I've a piece in today's Age, 'Too much screen time means our lives lack dimension'. I'm asking: how well do we combine television and intimacy?
It's not an all-out attack on the idiot box, but a reminder of restraint. A sample:
This isn't a simple moral issue: to be good, one must turn off the television. Rather, it's a question of value. If time with our friends is worthy and rewarding, then we might need to be clearer about how to best encourage this; we could be more decisive in our own daily rhythms, more sensitive to what labours closeness requires.(Photo: Jeroen Kransen)
Unlike the idiot box, we can't do intimacy by remote.
5 comments:
G'day Day,
That's all very well and good, but have you seen some of the great new obstacles featured in UK Wipeout? Or some of the zingy one-liners in quality sitcoms such as Two and a half men?

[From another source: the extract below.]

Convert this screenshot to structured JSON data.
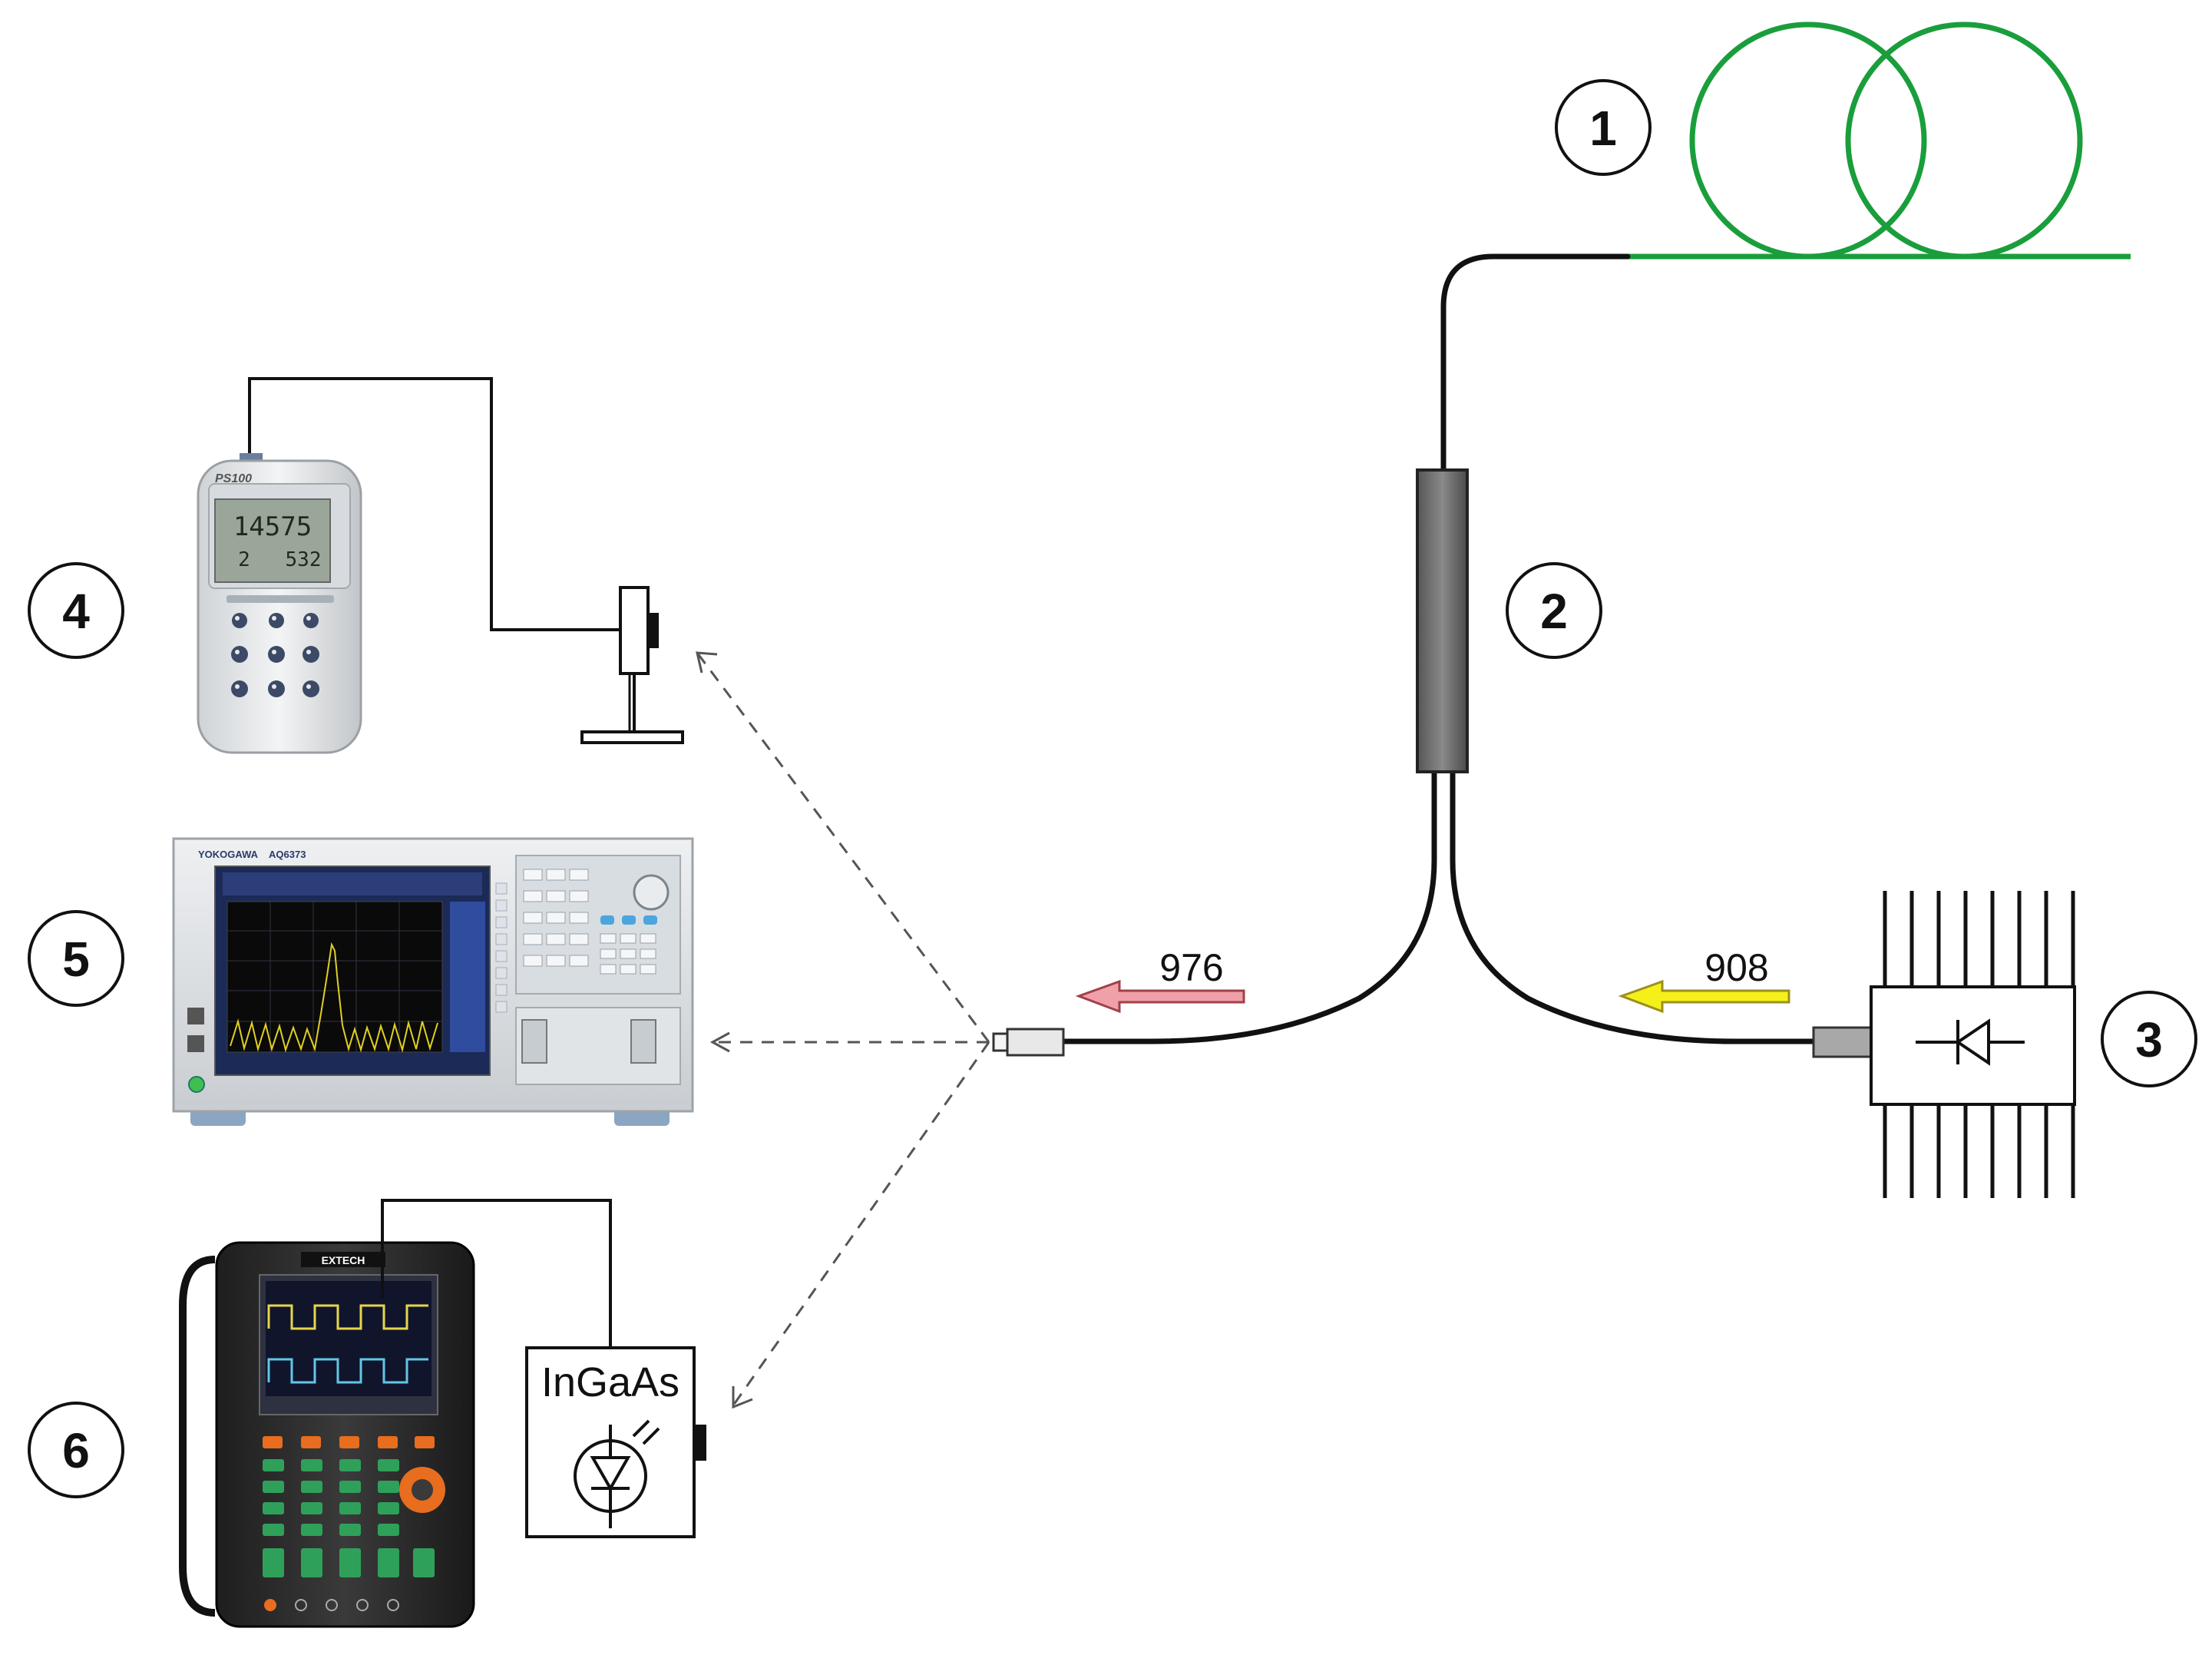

I mean, I'm only flesh and blood, man.
You're right. I'm convinced.
As Joey from Friends would say: "Well, that's never happened before."
Ho, ho. Oh, the laughs we used to have with those crazy characters.
Ho ho.
"Not that there's anything wrong with that?"
I followed the link and read the whole article and I loved the line:
"In short, we need to talk: it's how we keep knotting and tangling the ties that bind us."
I also loved the comments it excited beneath the article! e.g. "Jesus loves you". What does that have to do with television? But otherwise, a fantastic counter argument!
PF: Great episode.
TAF-M: Glad you enjoyed it. Yes, I've no idea what 'Jesus loves you' meant in that case. But it read like the perfect reply to me.